How long do you have to declare subsidence?
Well, if you have subsidence at your home, you’d want to get it managed as soon as possible to limit and fix the damage.
If you’re switching insurance providers, whether your new or previous insurer addresses the claim is decided by the ABI’s claim handling agreement. It’d also be a good idea to share any potential subsidence to your new insurance company, regardless of whether or not you need to make a claim at the beginning of your policy. If you do want to make a claim after switching:
- If the claim is within 8 weeks of switching to a new insurance company, your previous insurer will handle the claim
- If it’s between 8 weeks and 1 year, your previous and current insurer will jointly manage the claim
- If it’s after 1 year, your current provider will take on your claim
What about subsidence excess Home Insurance?

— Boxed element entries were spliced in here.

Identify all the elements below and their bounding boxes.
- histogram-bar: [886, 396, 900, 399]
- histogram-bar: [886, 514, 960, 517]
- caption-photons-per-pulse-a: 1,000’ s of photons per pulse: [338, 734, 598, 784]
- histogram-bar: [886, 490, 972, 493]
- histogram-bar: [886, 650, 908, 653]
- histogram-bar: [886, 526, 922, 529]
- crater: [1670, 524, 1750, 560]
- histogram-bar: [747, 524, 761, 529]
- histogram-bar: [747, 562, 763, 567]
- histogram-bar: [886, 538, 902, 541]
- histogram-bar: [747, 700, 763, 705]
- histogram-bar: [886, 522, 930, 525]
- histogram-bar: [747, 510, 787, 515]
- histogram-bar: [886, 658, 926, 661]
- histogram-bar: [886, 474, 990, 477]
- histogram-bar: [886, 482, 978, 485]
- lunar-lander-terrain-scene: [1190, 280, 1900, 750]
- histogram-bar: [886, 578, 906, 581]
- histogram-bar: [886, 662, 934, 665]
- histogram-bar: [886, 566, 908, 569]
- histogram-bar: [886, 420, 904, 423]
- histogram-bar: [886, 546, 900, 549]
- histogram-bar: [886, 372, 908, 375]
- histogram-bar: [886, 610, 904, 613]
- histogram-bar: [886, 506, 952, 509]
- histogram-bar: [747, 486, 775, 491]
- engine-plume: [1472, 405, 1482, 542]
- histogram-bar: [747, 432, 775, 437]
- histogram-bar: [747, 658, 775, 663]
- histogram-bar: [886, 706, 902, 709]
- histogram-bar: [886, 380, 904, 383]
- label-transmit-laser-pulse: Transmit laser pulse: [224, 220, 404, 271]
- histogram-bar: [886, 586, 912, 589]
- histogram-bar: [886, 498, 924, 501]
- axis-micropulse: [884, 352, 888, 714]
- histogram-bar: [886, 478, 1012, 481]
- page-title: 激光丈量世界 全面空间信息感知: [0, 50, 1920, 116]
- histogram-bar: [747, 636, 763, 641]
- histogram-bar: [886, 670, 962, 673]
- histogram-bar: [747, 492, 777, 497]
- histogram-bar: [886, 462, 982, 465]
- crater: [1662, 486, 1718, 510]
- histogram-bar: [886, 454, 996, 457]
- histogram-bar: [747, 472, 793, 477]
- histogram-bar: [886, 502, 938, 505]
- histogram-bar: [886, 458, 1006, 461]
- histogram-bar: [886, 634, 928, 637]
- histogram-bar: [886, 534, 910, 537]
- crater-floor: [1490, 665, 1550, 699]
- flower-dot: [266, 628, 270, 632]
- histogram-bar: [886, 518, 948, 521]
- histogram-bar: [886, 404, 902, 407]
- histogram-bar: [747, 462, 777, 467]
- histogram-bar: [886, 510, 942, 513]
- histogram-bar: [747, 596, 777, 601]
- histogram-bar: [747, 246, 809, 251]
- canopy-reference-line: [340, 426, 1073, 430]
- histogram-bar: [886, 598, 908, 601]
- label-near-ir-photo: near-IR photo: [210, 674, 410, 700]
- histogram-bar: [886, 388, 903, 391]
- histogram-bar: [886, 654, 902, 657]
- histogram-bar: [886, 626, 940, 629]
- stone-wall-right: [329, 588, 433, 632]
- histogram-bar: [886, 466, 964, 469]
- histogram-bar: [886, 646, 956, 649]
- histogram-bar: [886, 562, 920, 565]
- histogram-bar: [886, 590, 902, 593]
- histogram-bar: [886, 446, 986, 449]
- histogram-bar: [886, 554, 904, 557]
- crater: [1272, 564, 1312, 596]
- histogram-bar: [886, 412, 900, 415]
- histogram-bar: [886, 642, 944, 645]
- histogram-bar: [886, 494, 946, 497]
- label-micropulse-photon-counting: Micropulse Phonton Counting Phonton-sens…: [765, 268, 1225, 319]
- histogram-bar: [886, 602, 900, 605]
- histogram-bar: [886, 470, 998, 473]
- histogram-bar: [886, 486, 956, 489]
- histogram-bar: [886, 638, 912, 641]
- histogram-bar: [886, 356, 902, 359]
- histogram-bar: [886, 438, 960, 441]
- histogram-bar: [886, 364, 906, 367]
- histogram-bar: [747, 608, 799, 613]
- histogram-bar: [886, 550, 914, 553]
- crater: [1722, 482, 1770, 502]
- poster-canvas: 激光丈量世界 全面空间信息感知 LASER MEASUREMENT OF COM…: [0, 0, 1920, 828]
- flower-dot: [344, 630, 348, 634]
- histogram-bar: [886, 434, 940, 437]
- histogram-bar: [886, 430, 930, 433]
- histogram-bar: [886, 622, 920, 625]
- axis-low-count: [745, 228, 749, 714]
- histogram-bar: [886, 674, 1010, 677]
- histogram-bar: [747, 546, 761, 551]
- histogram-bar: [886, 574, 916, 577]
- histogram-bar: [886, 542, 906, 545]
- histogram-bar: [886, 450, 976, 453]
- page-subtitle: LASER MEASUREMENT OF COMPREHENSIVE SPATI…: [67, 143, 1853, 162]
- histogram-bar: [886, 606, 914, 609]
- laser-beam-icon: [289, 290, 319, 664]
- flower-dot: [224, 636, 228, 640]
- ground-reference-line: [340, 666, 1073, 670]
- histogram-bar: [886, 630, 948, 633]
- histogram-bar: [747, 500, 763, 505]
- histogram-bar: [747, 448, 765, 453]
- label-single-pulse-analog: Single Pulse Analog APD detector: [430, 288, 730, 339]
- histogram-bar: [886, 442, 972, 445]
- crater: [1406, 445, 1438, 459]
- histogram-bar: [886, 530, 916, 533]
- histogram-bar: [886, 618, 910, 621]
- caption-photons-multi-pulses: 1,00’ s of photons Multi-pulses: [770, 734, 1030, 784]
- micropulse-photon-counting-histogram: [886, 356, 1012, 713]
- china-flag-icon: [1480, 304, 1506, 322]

As mentioned earlier, some insurers might charge a higher excess for subsidence claims on Home Insurance because of the higher associated costs for repair.
While subsidence can be a hard concept to wrap your head around when you’re looking at homes to buy, it’s an important one to consider because homes with a subsidence history can be much harder to insure. Knowing that your Home Insurance should cover your home if subsidence issues occur, you’ll hopefully be able to rest a bit easier when you move into a new house.
Urban Jungle is not a financial advisor and information in this article should not be taken as advice or recommendation.